Victor Villalobos, MD, PhD: The benefit of gemcitabine/docetaxel is that if you find the proper dose, that the patient can tolerate, they can continue it indefinitely as long as they’re doing well. Whereas, with doxorubicin, you’re dose limited by the cumulative cardiac toxicity.
Saketh Guntupalli, MD: In that study, technically, there was no significant difference between either group. So, your comment, that you could really use either/or in the upfront setting, is correct. If you look at it rigorously, from a statistical point of view, there wasn’t a difference. What is nice is that we do have options, now. You can look at the patient and say, “Based on your comorbidities, based on what we think we could do, we have the option for both. We have something that likely works in both situations.”

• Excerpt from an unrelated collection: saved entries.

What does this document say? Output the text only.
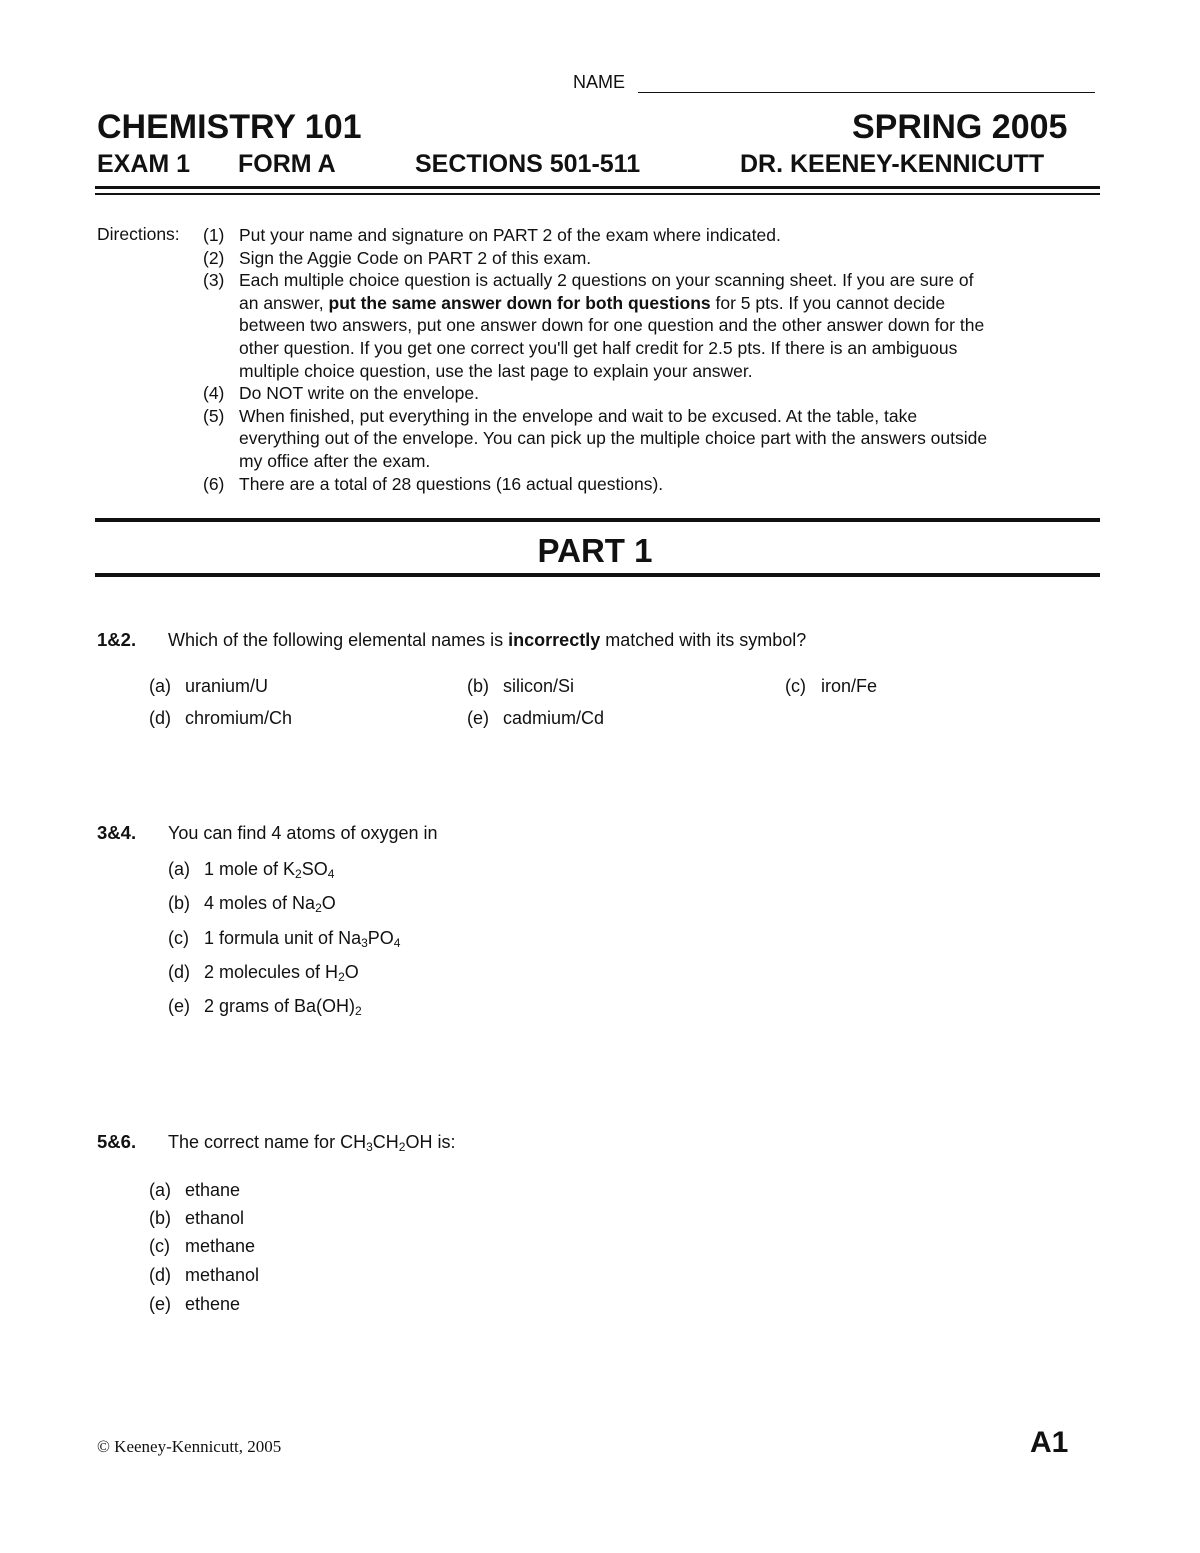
NAME
CHEMISTRY 101	SPRING 2005
EXAM 1 FORM A	SECTIONS 501-511	DR. KEENEY-KENNICUTT
Directions: (1) Put your name and signature on PART 2 of the exam where indicated.
(2) Sign the Aggie Code on PART 2 of this exam.
(3) Each multiple choice question is actually 2 questions on your scanning sheet. If you are sure of
an answer, put the same answer down for both questions for 5 pts. If you cannot decide
between two answers, put one answer down for one question and the other answer down for the
other question. If you get one correct you'll get half credit for 2.5 pts. If there is an ambiguous
multiple choice question, use the last page to explain your answer.
(4) Do NOT write on the envelope.
(5) When finished, put everything in the envelope and wait to be excused. At the table, take
everything out of the envelope. You can pick up the multiple choice part with the answers outside
my office after the exam.
(6) There are a total of 28 questions (16 actual questions).
PART 1
1&2. Which of the following elemental names is incorrectly matched with its symbol?
(a) uranium/U	(b) silicon/Si	(c) iron/Fe
(d) chromium/Ch	(e) cadmium/Cd
3&4. You can find 4 atoms of oxygen in
(a) 1 mole of $K_2SO_4$
(b) 4 moles of $Na_2O$
(c) 1 formula unit of $Na_3PO_4$
(d) 2 molecules of $H_2O$
(e) 2 grams of $Ba(OH)_2$
5&6. The correct name for $CH_3CH_2OH$ is:
(a) ethane
(b) ethanol
(c) methane
(d) methanol
(e) ethene
© Keeney-Kennicutt, 2005	A1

Victor Villalobos, MD, PhD: For patients that received gemcitabine and docetaxel in the first-line therapy setting, far fewer of them actually received doxorubicin in the second-line setting.
Victor Villalobos, MD, PhD: I’m wondering how that affected the overall survival?
Saketh Guntupalli, MD: Oh, absolutely.
Victor Villalobos, MD, PhD: I’m willing to think that people are afraid of doxorubicin, to a certain degree. It’s a toxic drug, but people tolerate it quite well, frankly. I wonder if people that actually got gemcitabine/docetaxel may have been less enthusiastic about going on to doxorubicin, second-line?
Saketh Guntupalli, MD: That’s a very interesting point that you make, specific to gynecologic cancers. Because, previously, if you looked at how we treated endometrial cancer 20 years ago, or 25 years ago, that was actually one of the standard regimens for endometrial cancer: to incorporate doxorubicin into the treatment regimens. But as that has fallen out of favor, and we have randomized data to show that doublets like carboplatin and Taxol (paclitaxel) are as effective, a generation of gynecologic oncologists who give chemotherapy are not as familiar with giving Adriamycin. Therefore, they are almost concerned about it or are afraid to give it. We have to educate people, by working with our medical oncology colleagues, to know that these drugs do have efficacy and, yes, they’re toxic but those toxicities can be managed.
Victor Villalobos, MD, PhD: And, lastly and importantly, response to one class of therapy does not necessarily predict response or nonresponse to another class.
Saketh Guntupalli, MD: That’s very true.
Victor Villalobos, MD, PhD: Look at the patient we shared together. This patient had progressed within 3 to 4 cycles of gemcitabine and docetaxel. This patient had been on doxorubicin, and did great. I would give them all the benefit of the doubt and try both, at some point. I think it matters less about the timing of them.